Listen MPR's Tom Crann talks to reporter Mark Zdechlick about the implications of McCollum's endorsement
May 4, 2007
U.S. Rep. Betty McCollum, who represents Minnesota's 4th Congressional District, says she's backing Ciresi over comedian and author Al Franken.
Political observers say the endorsement is a significant development on the DFL side of Minnesota's 2008 Senate race.
Often in contested endorsement races, elected officials hold off on throwing their support behind a particular candidate, saying they'll back whomever grassroot party activists choose at their convention.
McCollum side-stepped questions about whether she thinks Ciresi is more electable than Franken. Instead, she is focusing on her long-standing friendship with Ciresi in explaining her endorsement more than year before the DFL convention.
"I've known Mike and his family for a long time and I've watched him work to help Democrats take this county in a new direction," McCollum said in a telephone interview from Washington. "He's been very supportive of me. I consider him a close friend."
"It's no secret to people in the 4th district and people around the state. I'm excited about his candidacy, and people who come up and ask me who I'm supporting, and I'm supporting Mike Ciresi," McCollum said.
University of Minnesota political scientist Larry Jacobs says he was surprised to hear about the early endorsement.
Al Franken has been getting a lot of attention, especially about his successful fundraising thus far -- more than $1.3 million in the first several weeks of the campaign.
Jacobs reads McCollum's endorsement as a calculated strike intended to take away some of the wind from the Franken campaign. And Jacobs says McCollum's endorsement is clearly aimed at influencing endorsing process.

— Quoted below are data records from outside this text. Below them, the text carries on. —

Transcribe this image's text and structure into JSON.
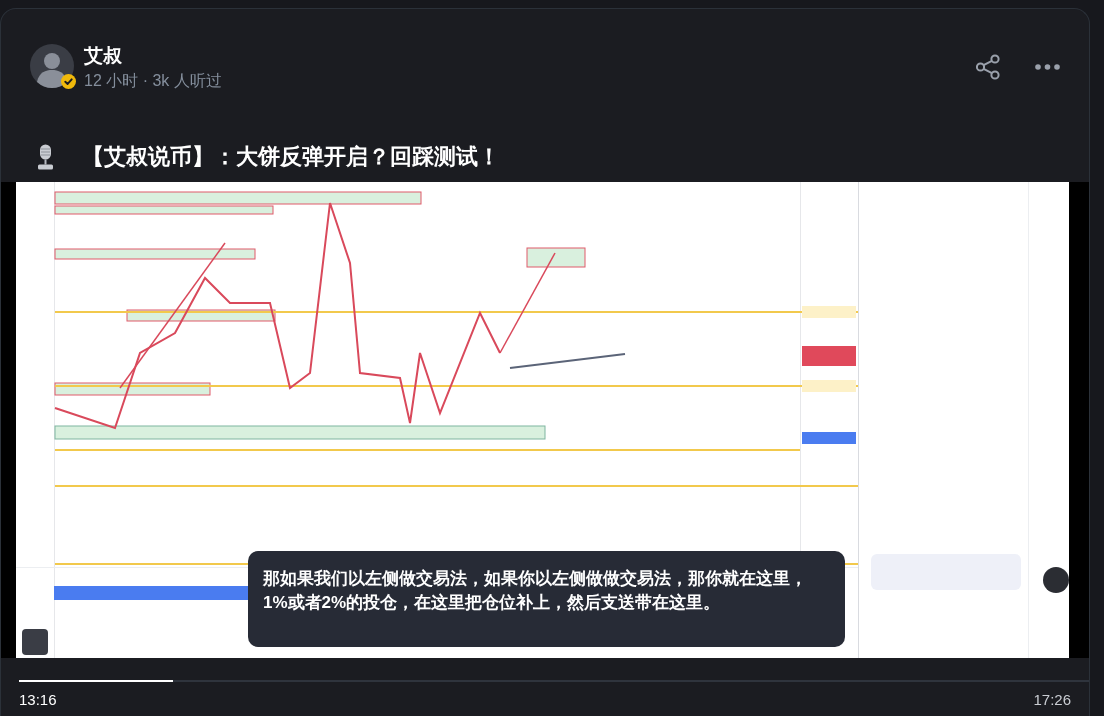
{
  "post": {
    "author": "艾叔",
    "verified": true,
    "meta": "12 小时 · 3k 人听过",
    "title": "【艾叔说币】：大饼反弹开启？回踩测试！"
  },
  "video": {
    "subtitle": "那如果我们以左侧做交易法，如果你以左侧做做交易法，那你就在这里，1%或者2%的投仓，在这里把仓位补上，然后支送带在这里。",
    "progress": {
      "level": 0.144
    },
    "current_time": "13:16",
    "duration": "17:26"
  }
}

"But this also may be a message to Washington not to take for granted that Al Franken is the nominee," said Jacobs. "It may reflect some reservation beginning to emerge in Washington and with the National Democratic Party, that even though Al Franken obviously has huge name recognition and fantastic fundraising ability, that he may also not be the best candidate to put forward."
In many cases, candidates offer no official reaction when the competition lands an endorsement. But the Franken campaign was quick to put out a statement saying it was not surprised with the endorsement given Ciresi and McCollum's long-standing friendship.
The Franken campaign also said it is not insulted by McCollum's decision, and that "Al has enormous respect for the Congresswoman."
The Ciresi campaign is certainly hoping this will give it some momentum. This is the first DFL endorsement in the 2008 Senate race from Minnesota's congressional delegation.
Political scientist Steven Schier from Carleton College, like Jacobs from the U of M, says he was surprised to see this endorsement so early in the campaign.
Schier notes that sometimes endorsements from the political establishment anger the grassroots activists who run the parties back home. But Schier says it's not clear how McCollum's endorsement will play out in this race.
"There's always the risk that Washington endorsements will rebound, because grassroots activists see Washington decisionmakers are pretty remote," Schier said. "On the other hand, I think Democrats in this next cycle are going to be pretty practical about how they can win that Senate seat, and Betty McCollum's endorsement may matter to some of them."
Ciresi will no doubt use McCollum's name on campaign materials. Voters will see the two together this weekend, appearing in St. Paul's Cinco de Mayo parade Saturday morning.